Big picture: Leap! is Frozen meets Oliver Twist meets So You Think You Can Dance meets Amelie meets The Goonies. (It contingency have been a ruin of a Hollywood representation meeting). Two lovable waif runaways conduct to Paris to follow their dreams — feisty redhead Felicie (voiced by Elle Fanning) and a immature contriver Victor (Dane DeHaan). Félicie contingency fake to be a child of an chosen family to hide in to a prestigious ballet school. There were no maybes involved; Canada’s possess Carly Rae Jepsen got a call to voice a waif dancer’s doubtful mentor, a puzzling propagandize custodian.
Meanwhile, Polaroid is The Ring meets Final Destination meets Needful Things. It also creates me contemplate a unconstrained supply of foolish people in horror-movie scripts. How many people can presumably conflict like this? “Wow!
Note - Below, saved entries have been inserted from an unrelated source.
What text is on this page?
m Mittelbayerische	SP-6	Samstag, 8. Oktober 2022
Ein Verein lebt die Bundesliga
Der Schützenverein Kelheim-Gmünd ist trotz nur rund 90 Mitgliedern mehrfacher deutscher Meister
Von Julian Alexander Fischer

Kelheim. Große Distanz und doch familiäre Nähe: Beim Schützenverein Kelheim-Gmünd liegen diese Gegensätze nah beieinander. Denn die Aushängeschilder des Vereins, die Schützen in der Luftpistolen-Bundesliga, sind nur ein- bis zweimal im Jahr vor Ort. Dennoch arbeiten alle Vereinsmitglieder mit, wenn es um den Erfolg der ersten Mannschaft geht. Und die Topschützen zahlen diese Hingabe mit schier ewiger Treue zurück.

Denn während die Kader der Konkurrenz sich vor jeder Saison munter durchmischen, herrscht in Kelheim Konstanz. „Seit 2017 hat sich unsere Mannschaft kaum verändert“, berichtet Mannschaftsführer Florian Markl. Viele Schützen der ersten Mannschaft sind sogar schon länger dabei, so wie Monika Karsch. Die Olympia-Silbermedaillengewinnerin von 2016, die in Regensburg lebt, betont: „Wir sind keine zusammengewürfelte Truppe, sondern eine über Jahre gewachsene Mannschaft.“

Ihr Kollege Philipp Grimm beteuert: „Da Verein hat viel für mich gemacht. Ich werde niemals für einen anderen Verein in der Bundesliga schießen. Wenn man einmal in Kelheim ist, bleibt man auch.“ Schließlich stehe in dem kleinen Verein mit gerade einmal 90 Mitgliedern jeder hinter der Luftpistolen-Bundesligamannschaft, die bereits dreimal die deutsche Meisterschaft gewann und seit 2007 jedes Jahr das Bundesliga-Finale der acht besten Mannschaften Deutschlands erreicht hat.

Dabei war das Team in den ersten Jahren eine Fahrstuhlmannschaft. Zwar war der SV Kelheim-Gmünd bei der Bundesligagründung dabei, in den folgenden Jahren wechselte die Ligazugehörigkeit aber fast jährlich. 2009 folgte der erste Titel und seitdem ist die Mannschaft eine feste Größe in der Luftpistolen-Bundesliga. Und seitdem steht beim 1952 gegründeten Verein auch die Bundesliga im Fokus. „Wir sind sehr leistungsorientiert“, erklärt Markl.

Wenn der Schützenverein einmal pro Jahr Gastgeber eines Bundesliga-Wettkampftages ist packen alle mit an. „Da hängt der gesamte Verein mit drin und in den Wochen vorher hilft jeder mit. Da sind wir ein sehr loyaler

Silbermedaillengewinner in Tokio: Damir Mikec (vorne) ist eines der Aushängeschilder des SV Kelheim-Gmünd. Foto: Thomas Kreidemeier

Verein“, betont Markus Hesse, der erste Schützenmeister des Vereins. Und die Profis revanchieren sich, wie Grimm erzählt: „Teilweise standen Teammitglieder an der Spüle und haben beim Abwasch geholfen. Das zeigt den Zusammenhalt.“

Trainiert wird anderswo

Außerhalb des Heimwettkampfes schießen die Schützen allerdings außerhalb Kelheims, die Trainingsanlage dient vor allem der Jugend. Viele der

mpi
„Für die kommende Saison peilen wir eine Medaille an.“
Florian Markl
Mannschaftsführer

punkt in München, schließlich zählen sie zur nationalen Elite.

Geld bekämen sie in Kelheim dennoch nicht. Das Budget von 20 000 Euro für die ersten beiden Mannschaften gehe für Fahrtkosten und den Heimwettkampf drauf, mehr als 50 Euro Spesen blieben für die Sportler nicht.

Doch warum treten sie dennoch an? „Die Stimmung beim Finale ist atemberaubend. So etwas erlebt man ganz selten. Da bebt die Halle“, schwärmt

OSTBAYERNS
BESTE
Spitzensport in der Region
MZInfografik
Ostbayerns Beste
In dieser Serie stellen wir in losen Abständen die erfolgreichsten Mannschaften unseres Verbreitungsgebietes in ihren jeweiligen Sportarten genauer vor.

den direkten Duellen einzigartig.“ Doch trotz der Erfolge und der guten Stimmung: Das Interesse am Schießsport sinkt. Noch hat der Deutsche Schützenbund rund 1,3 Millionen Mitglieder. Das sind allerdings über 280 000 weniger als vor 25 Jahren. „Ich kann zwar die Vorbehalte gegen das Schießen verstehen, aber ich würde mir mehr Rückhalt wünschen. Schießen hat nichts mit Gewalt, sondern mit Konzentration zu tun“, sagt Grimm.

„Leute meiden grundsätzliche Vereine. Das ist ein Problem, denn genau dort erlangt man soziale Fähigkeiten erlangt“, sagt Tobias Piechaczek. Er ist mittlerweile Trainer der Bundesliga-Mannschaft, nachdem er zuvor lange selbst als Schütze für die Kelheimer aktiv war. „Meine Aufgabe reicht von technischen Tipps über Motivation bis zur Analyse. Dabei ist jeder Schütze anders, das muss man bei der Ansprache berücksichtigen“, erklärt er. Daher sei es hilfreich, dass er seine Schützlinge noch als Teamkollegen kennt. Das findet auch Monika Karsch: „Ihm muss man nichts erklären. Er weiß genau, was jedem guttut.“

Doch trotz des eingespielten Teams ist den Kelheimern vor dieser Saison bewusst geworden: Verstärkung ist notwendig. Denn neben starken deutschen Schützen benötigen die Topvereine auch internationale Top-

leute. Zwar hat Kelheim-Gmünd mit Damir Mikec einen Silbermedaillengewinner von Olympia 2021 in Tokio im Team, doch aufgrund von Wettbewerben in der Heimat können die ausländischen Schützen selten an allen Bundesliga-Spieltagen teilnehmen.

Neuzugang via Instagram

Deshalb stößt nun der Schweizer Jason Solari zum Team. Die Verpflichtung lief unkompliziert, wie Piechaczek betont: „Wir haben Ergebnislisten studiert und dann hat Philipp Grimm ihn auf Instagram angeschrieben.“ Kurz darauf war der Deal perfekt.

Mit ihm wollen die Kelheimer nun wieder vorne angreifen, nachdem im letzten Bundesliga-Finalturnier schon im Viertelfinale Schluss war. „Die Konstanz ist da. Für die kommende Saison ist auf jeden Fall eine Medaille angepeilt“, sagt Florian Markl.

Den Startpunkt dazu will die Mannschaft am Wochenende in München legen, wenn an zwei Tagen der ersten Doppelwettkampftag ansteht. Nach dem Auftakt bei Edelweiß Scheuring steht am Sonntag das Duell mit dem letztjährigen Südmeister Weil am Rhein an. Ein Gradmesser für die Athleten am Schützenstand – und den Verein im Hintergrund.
Look during a creepy, goosebump inducing object that we usually detected in this dusty, aged box (attic/basement etc.)? Gosh golly, we consider I’ll keep it!”
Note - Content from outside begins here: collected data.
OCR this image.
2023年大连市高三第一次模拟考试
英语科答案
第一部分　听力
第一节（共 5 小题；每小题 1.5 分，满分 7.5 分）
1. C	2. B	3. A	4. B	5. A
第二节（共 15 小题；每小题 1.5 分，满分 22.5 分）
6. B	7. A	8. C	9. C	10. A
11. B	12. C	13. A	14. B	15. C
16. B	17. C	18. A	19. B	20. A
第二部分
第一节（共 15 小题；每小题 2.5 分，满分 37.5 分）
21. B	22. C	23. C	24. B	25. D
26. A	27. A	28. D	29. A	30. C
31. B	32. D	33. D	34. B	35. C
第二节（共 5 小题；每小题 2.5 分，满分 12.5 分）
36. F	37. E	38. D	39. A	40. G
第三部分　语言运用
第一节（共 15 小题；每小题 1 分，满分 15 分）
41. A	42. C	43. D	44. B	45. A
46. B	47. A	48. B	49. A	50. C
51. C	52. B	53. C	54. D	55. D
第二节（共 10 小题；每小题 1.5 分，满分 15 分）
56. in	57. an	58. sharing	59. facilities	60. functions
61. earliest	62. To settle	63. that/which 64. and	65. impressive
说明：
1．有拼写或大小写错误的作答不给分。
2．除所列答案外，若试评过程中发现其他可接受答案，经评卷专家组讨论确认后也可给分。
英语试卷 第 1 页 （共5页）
In Polaroid, a millennial operative during an antique emporium (oh Tinseltown, such artistic screenwriters!) finds a selected Polaroid camera that knocks off a people it captures in stills — and is substantially inhabited by a suggestion of a sequence killer.
Forecast: we assume a thought of an “ancient” pre-digital camera alone — reduction a immorality suggestion — will be adequate to scare a minds of this film’s immature audience. Not carrying to be resourceful about your photographs, rise photos and no selfie sticks … a horror, a horror.
TV
Big events: Death Note (Aug. 25, Netflix); Disjointed (Aug. 25, Netflix).
Big picture: It’s not even tighten to Halloween yet, though it appears to be a good week for wicked forces. Death Note is large bill Netflix original. The instrumentation of a Japanese manga is radically Hellraiser meets Pan’s Labyrinth meets Aladdin. A high propagandize slacker inherits a book (it literally falls from a sky) that summons a powers of an ancient genocide God — a beasty with a teeth of a piranha, a physique of porcupine and intense orange eyes.
Basically, whoever’s name is created in a creature’s book winds adult gonzo. What starts as a grand practice in holding out bad guys and “making a universe a improved place” fast gets out of palm (as all such skeleton customarily do).
Meanwhile, Disjointed (starring Kathy Bates) is a new sitcom from Chuck Lorre. It’s like Cheers meets Weeds as it follows a staff and customers of a cannabis dispensary.
Forecast: Death Note will be good perceived by genre fans. However, am we a usually one who misses a good out-of-date genie? Three wishes? Maybe a few wisecracks. Then it’s all over. A built-in check on comprehensive power.
Honourable mention: The Tick (Aug. 25, Amazon Prime). The cult superhero animation resurfaces in a second instrumentation into a love-action comedy series. It’s like Power Rangers meets Adam West’s Batman meets BoJack Horseman.
MUSIC
Big releases on Aug. 25: Iron Wine (Beast Epic); Queens of a Stone Age (Villains).
Big picture: I’ve always favourite Iron Wine since a rope is named after dual of my favourite things. Their new manuscript plays opposite title, scaling behind a group’s epic sonic affairs down to their softer, finer points. In other words, design many stripped-down ballads.
Meanwhile, Josh Homme and association get kinda domestic on Queens of a Stone Age’s seventh album. Nevertheless, they’re still prepared to rock, and they even move a bit of a funk. The band’s singular The Evil Has Landed was expelled on Aug. 10, infrequently prophetic given a headlines that began that week south of a border.
Forecast: Hail to a Queens. They’re prepared to tough stone a nearest locus or a nearest iPod. Villains begone!
Honourable mention: The War on Drugs (Up all Night). Fun amicable experiment. Plan a celebration and entice fans of this Philly band, and supporters of a genuine War on Drugs. Enjoy.